Intanto, molto lontano, laggiù in quell’area dimenticata tra il Mar Nero e il Mar Caspio, gli animali non esistono, eccezione fatta per qualche uccello che riesce a sorvolare le bombe al fosforo. ‘The Black Garden’, di Alexis Pazoumian, ci costringe a distogliere un attimo lo sguardo e spostarlo verso l’Armenia, in particolare la regione a sud del Nagorno Karabakh, ora Azerbaijan, teatro di una guerra che si protrae da generazioni, dove i cani e i gatti sono sostituiti dalle bombe a mano e i kalašnikov. Abcasia, Ossezia del sud, in Georgia, l’ormai ex Repubblica dell’Artsakh – territorio dove si svolge il film – e persino l’Armenia stessa: questa la lista degli stati a riconoscimento limitato di quel triangolo delle Bermuda di esseri umani, quel giardino nero dove una lunga serie di guerre si è svolta fino a oggi. Avo e Samvel sono due bambini del Nagorno Karabakh, costantemente bombardati da una propaganda bellica che non riescono veramente a comprendere, persino a scuola, dove imparano inni patriottici, a utilizzare fucili e a prendersi cura di loro, come se fossero fedeli animali da compagnia. Altrove, Erik, che ha perso una gamba nell’esplosione di una granata, attende solo il ritorno della sua richiamata alle armi, anche perché a una parte di lui manca il compagno carrarmato, con cui ha passato due anni a difendere i confini dagli attacchi azeri. Un giovane pieno di vita, artigiano che lavora microsculture e cantante in un gruppo popolare, ma quel dolore fantasma gli ricorda costantemente il suo destino: tenersi sempre pronto per combattere e morire nell’eterno conflitto.

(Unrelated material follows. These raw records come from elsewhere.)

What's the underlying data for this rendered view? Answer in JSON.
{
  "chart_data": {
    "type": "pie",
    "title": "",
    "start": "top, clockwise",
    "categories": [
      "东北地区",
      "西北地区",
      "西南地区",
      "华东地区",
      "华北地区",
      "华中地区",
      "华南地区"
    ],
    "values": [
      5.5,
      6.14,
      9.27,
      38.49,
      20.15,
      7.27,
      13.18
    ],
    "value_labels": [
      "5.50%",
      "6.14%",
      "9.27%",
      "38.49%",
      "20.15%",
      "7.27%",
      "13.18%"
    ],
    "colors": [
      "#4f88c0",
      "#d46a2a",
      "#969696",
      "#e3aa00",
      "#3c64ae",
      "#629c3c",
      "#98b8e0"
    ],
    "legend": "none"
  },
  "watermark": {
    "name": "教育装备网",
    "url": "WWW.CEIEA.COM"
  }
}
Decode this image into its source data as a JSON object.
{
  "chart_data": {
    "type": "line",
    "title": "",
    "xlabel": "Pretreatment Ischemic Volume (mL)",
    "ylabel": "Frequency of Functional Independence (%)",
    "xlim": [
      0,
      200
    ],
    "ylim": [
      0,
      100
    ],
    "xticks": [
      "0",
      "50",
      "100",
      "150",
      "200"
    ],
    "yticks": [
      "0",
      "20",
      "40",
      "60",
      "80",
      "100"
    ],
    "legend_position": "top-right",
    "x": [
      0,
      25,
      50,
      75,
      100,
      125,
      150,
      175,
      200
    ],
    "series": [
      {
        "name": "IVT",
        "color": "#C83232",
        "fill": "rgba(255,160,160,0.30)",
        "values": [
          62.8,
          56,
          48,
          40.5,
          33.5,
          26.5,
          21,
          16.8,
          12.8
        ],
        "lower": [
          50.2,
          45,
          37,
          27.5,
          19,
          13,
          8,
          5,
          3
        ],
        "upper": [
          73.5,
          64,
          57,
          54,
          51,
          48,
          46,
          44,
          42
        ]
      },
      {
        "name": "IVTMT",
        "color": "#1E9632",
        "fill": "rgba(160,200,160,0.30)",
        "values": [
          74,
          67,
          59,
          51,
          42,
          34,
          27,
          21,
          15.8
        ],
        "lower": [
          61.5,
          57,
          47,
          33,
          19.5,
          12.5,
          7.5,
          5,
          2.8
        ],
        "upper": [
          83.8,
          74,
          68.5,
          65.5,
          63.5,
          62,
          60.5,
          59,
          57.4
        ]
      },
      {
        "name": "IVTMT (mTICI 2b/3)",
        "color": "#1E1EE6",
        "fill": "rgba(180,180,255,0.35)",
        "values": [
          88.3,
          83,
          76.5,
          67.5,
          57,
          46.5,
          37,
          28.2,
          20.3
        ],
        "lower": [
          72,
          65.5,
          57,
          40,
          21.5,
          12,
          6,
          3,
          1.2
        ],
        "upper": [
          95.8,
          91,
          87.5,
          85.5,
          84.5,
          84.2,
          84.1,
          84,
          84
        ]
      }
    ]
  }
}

‘The Black Garden’ (mercoledì 16 ottobre alle 18 al cinema Iride) è un diario intergenerazionale che riesce a esse drammatico senza essere tragico; ripercorre la lunga serie di eventi scatenanti l’esodo della popolazione presente nella regione del Nagorno Karabakh, solo un anno fa, ma soprattutto che hanno progressivamente normalizzato il conflitto in tutti gli abitanti. Il lato tecnico impeccabile e la capacità di catturare l’apatia e la rassegnazione dei personaggi, si agganciano al senso di impotenza veicolato dal messaggio, portando a chiederci a cosa servono la Nato, l’Onu, l’Oms e la Convenzione europea dei diritti dell’uomo, quando i diritti umani vengono calpestati impunemente, e a quale scopo essere uniti, se non si impiega quella forza per difendere chi viene oppresso.